7) He wants to talk to you about sex and only sex by text, in person, or on calls…And yet never openly shows you any affection when you’re in public (bars, restaurants, walking in the street). OR he tries to cause arguments while out for dinner, or uncomfortable situations that means there’s no physical contact in social situations outside in public . This is, of course, your fault too 🙂

8) WAKE THE FUCK UP. This is an idiot and selfish cheating twat, or someone hedging his bets and “benching” you.

9) You can take all the above game playing and pathetic man child behaviour, and do as he does….play the game. Go out and fuck around. Women pull much easier than men. But why cheapen yourself?

You’ll win when I explain what you need to do….

PART 2 – OWN IT

Ladies ladies ladies….

I am from that era where, having grown up in a household surrounded by men, I learnt one thing. DONT play with boys. And negotiate what you want (as with everything) with real men. Real men are emotionally stable and not insecure. Men who are really emotionally “boys”, are literally pointless.

Firstly, stop chasing idiots.
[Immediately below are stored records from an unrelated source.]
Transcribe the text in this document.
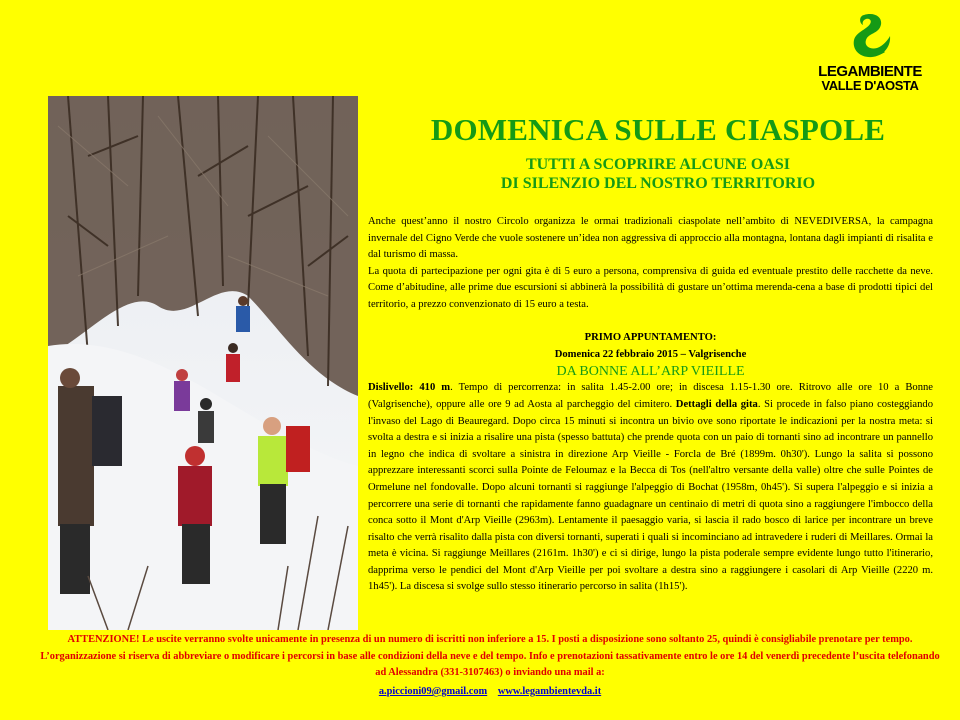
LEGAMBIENTE
VALLE D'AOSTA
DOMENICA SULLE CIASPOLE
TUTTI A SCOPRIRE ALCUNE OASI
DI SILENZIO DEL NOSTRO TERRITORIO

Anche quest’anno il nostro Circolo organizza le ormai tradizionali ciaspolate nell’ambito di NEVEDIVERSA, la campagna invernale del Cigno Verde che vuole sostenere un’idea non aggressiva di approccio alla montagna, lontana dagli impianti di risalita e dal turismo di massa.

La quota di partecipazione per ogni gita è di 5 euro a persona, comprensiva di guida ed eventuale prestito delle racchette da neve. Come d’abitudine, alle prime due escursioni si abbinerà la possibilità di gustare un’ottima merenda-cena a base di prodotti tipici del territorio, a prezzo convenzionato di 15 euro a testa.

PRIMO APPUNTAMENTO:

Domenica 22 febbraio 2015 – Valgrisenche

DA BONNE ALL’ARP VIEILLE

Dislivello: 410 m. Tempo di percorrenza: in salita 1.45-2.00 ore; in discesa 1.15-1.30 ore. Ritrovo alle ore 10 a Bonne (Valgrisenche), oppure alle ore 9 ad Aosta al parcheggio del cimitero. Dettagli della gita. Si procede in falso piano costeggiando l'invaso del Lago di Beauregard. Dopo circa 15 minuti si incontra un bivio ove sono riportate le indicazioni per la nostra meta: si svolta a destra e si inizia a risalire una pista (spesso battuta) che prende quota con un paio di tornanti sino ad incontrare un pannello in legno che indica di svoltare a sinistra in direzione Arp Vieille - Forcla de Bré (1899m. 0h30'). Lungo la salita si possono apprezzare interessanti scorci sulla Pointe de Feloumaz e la Becca di Tos (nell'altro versante della valle) oltre che sulle Pointes de Ormelune nel fondovalle. Dopo alcuni tornanti si raggiunge l'alpeggio di Bochat (1958m, 0h45'). Si supera l'alpeggio e si inizia a percorrere una serie di tornanti che rapidamente fanno guadagnare un centinaio di metri di quota sino a raggiungere l'imbocco della conca sotto il Mont d'Arp Vieille (2963m). Lentamente il paesaggio varia, si lascia il rado bosco di larice per incontrare un breve risalto che verrà risalito dalla pista con diversi tornanti, superati i quali si incominciano ad intravedere i ruderi di Meillares. Ormai la meta è vicina. Si raggiunge Meillares (2161m. 1h30') e ci si dirige, lungo la pista poderale sempre evidente lungo tutto l'itinerario, dapprima verso le pendici del Mont d'Arp Vieille per poi svoltare a destra sino a raggiungere i casolari di Arp Vieille (2220 m. 1h45'). La discesa si svolge sullo stesso itinerario percorso in salita (1h15').

ATTENZIONE! Le uscite verranno svolte unicamente in presenza di un numero di iscritti non inferiore a 15. I posti a disposizione sono soltanto 25, quindi è consigliabile prenotare per tempo. L’organizzazione si riserva di abbreviare o modificare i percorsi in base alle condizioni della neve e del tempo. Info e prenotazioni tassativamente entro le ore 14 del venerdì precedente l’uscita telefonando ad Alessandra (331-3107463) o inviando una mail a:
a.piccioni09@gmail.com www.legambientevda.it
You get nothing but texts like this:-

  1. “Hi…sorry I fell asleep and didn’t text.”
  2. “I had a busy day and not up to talking”.
  3. “I’ve had my kids here and can’t talk around them.”
  4. “I lost my phone earlier when an alien rode by on a BMX (gold one too!) and Vodafone just sorted out a new mobile”.
  5. “I’m stressed and you’re pushing to talk to me” (even though it’s been 6 days and you only wrote “Hi”!)
  6. “I’m confused and going to Vegas with friends to think”.
  7. “I’m staying with my parents and i can’t talk as they’re Amish/Mormon/live in Sheffield”.
  8. “I’m whispering and can’t FaceTime suddenly because my WiFi is playing up…” SURE….yeh…while your wife/girlfriend/bitch is there? COME ON!!!? I’m more embarrassed for myself having to listen to this!!!!
  9. “Works been stressing me out and I’m tired.”
  10. . “You’re not my type today but hang in there..”
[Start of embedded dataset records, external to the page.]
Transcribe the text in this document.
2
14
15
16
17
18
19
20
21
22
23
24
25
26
FYI NO.10? That’s the honest answer you need. The rest is bullshit. And you know it.

So whyyyyy? Why are you listening, waiting, texting constantly, sending stupid naked pictures of your tits and arse?! Why?

Because, you want to win. End of. You know he’s a twat. But you want to be the one to walk away.

So…here’s what you do.

Walk away.

Simple.

If you chose to continue? Don’t talk about it. Don’t stress about it. And go out and act EXACTLY LIKE HIM. Until you meet someone whose normal again.
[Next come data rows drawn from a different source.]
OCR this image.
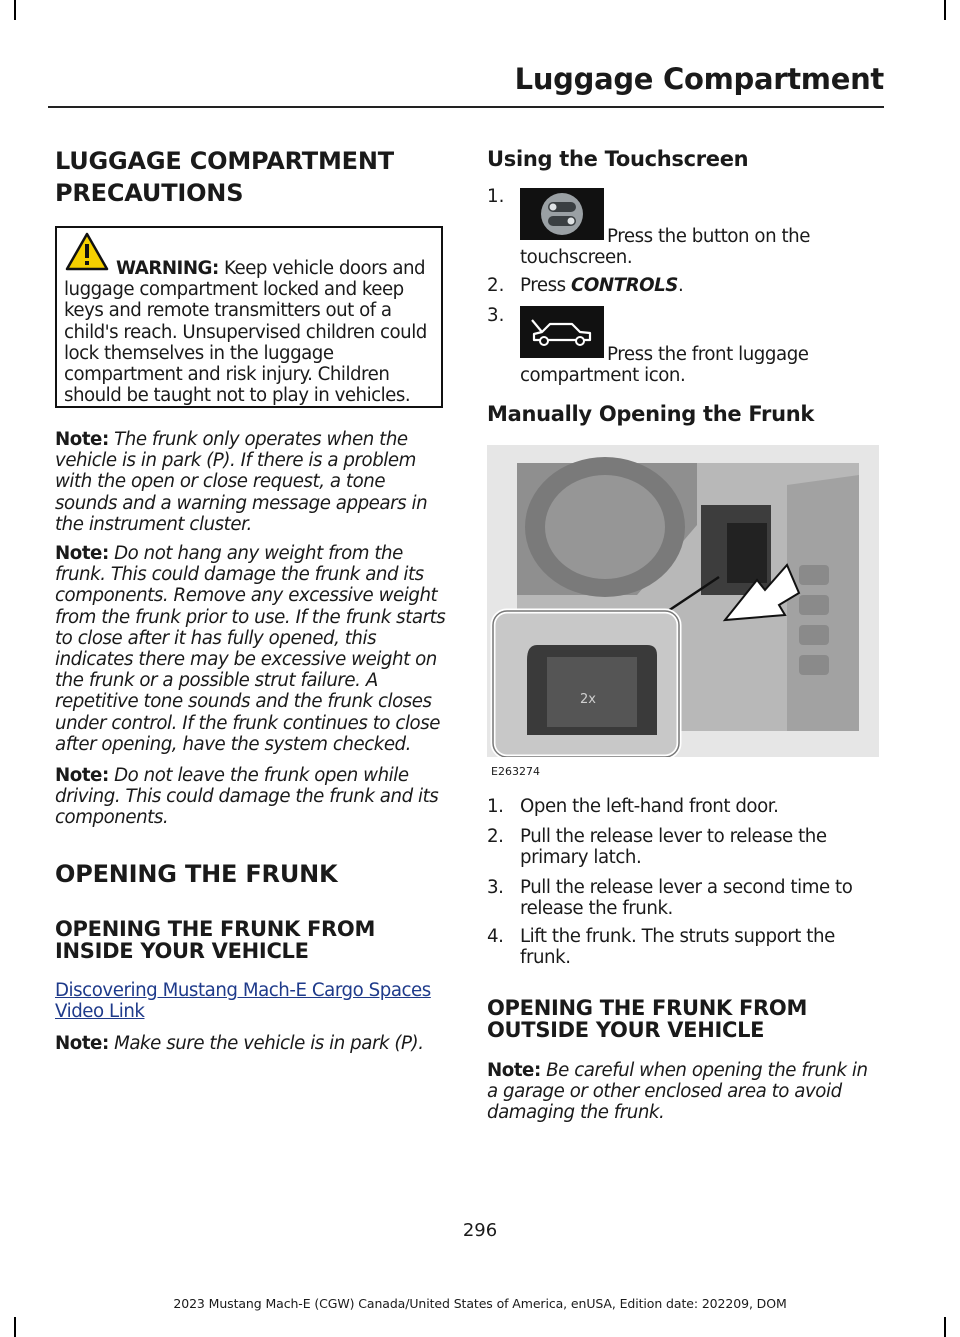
Luggage Compartment
LUGGAGE COMPARTMENT
PRECAUTIONS
WARNING: Keep vehicle doors and luggage compartment locked and keep keys and remote transmitters out of a child's reach. Unsupervised children could lock themselves in the luggage compartment and risk injury. Children should be taught not to play in vehicles.
Note: The frunk only operates when the vehicle is in park (P). If there is a problem with the open or close request, a tone sounds and a warning message appears in the instrument cluster.
Note: Do not hang any weight from the frunk. This could damage the frunk and its components. Remove any excessive weight from the frunk prior to use. If the frunk starts to close after it has fully opened, this indicates there may be excessive weight on the frunk or a possible strut failure. A repetitive tone sounds and the frunk closes under control. If the frunk continues to close after opening, have the system checked.
Note: Do not leave the frunk open while driving. This could damage the frunk and its components.
OPENING THE FRUNK
OPENING THE FRUNK FROM INSIDE YOUR VEHICLE
Discovering Mustang Mach-E Cargo Spaces Video Link
Note: Make sure the vehicle is in park (P).
Using the Touchscreen
1.
Press the button on the touchscreen.
2. Press CONTROLS.
3.
Press the front luggage compartment icon.
Manually Opening the Frunk
2x
E263274
1. Open the left-hand front door.
2. Pull the release lever to release the primary latch.
3. Pull the release lever a second time to release the frunk.
4. Lift the frunk. The struts support the frunk.
OPENING THE FRUNK FROM OUTSIDE YOUR VEHICLE
Note: Be careful when opening the frunk in a garage or other enclosed area to avoid damaging the frunk.
296
2023 Mustang Mach-E (CGW) Canada/United States of America, enUSA, Edition date: 202209, DOM
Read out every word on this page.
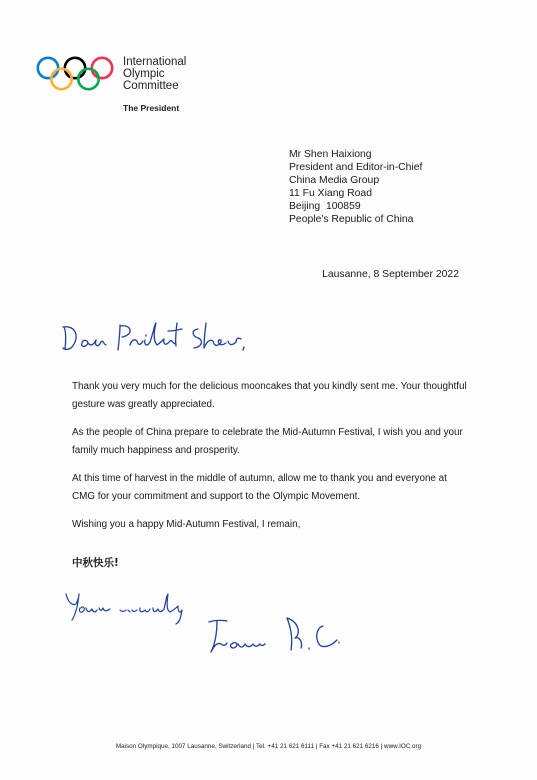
International
Olympic
Committee
The President
Mr Shen Haixiong
President and Editor-in-Chief
China Media Group
11 Fu Xiang Road
Beijing  100859
People's Republic of China
Lausanne, 8 September 2022

Thank you very much for the delicious mooncakes that you kindly sent me. Your thoughtful gesture was greatly appreciated.

As the people of China prepare to celebrate the Mid-Autumn Festival, I wish you and your family much happiness and prosperity.

At this time of harvest in the middle of autumn, allow me to thank you and everyone at CMG for your commitment and support to the Olympic Movement.

Wishing you a happy Mid-Autumn Festival, I remain,

中秋快乐!
Maison Olympique, 1007 Lausanne, Switzerland | Tel. +41 21 621 6111 | Fax +41 21 621 6216 | www.IOC.org
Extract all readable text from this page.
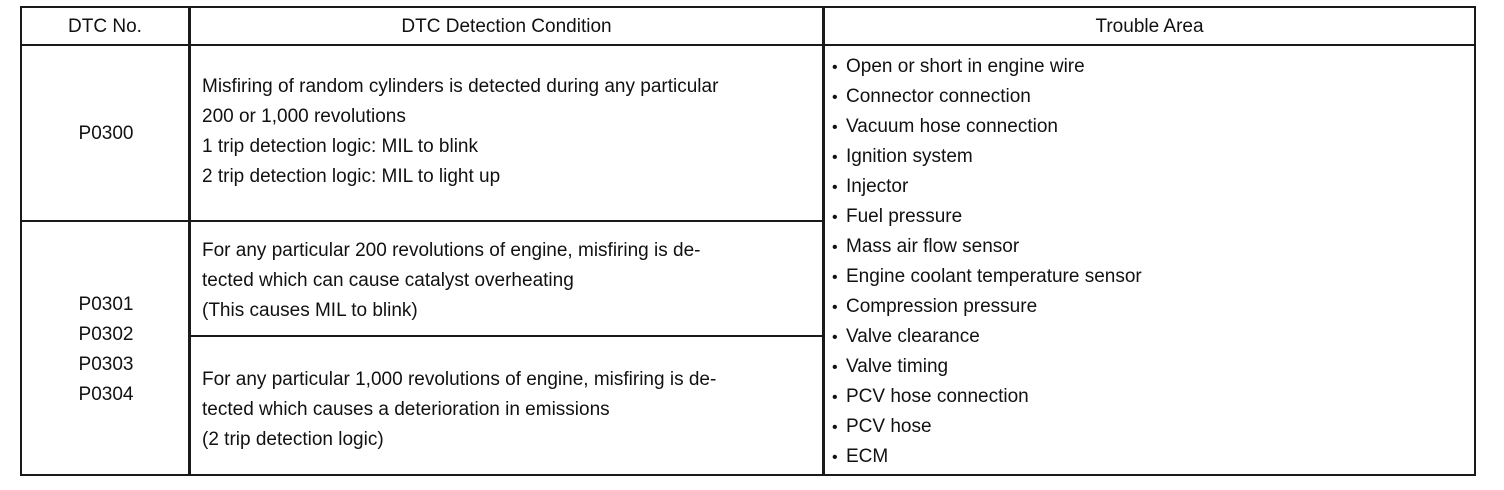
DTC No.	DTC Detection Condition	Trouble Area
P0300
Misfiring of random cylinders is detected during any particular
200 or 1,000 revolutions
1 trip detection logic: MIL to blink
2 trip detection logic: MIL to light up
P0301
P0302
P0303
P0304
For any particular 200 revolutions of engine, misfiring is de-
tected which can cause catalyst overheating
(This causes MIL to blink)
For any particular 1,000 revolutions of engine, misfiring is de-
tected which causes a deterioration in emissions
(2 trip detection logic)
• Open or short in engine wire
• Connector connection
• Vacuum hose connection
• Ignition system
• Injector
• Fuel pressure
• Mass air flow sensor
• Engine coolant temperature sensor
• Compression pressure
• Valve clearance
• Valve timing
• PCV hose connection
• PCV hose
• ECM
So…either “Crack on!” and don’t question the situation you’re enduring, OR, step back, and remember your own worth.

I’m choosing the latter to set an example for my children (I have 2 daughters & a son), but also, because, I can’t be arsed to deal with narcissism. I too, need to learn and grow from this as I’m just as much at fault.

Ps. My “writers block/grief/cooking lockdown” has finally lifted…..it only took 3 years to recover from divorce/death/moving country/selling family home…..sorted.

I’M BACK X

Pps. Internet trolls….get ready for some fun!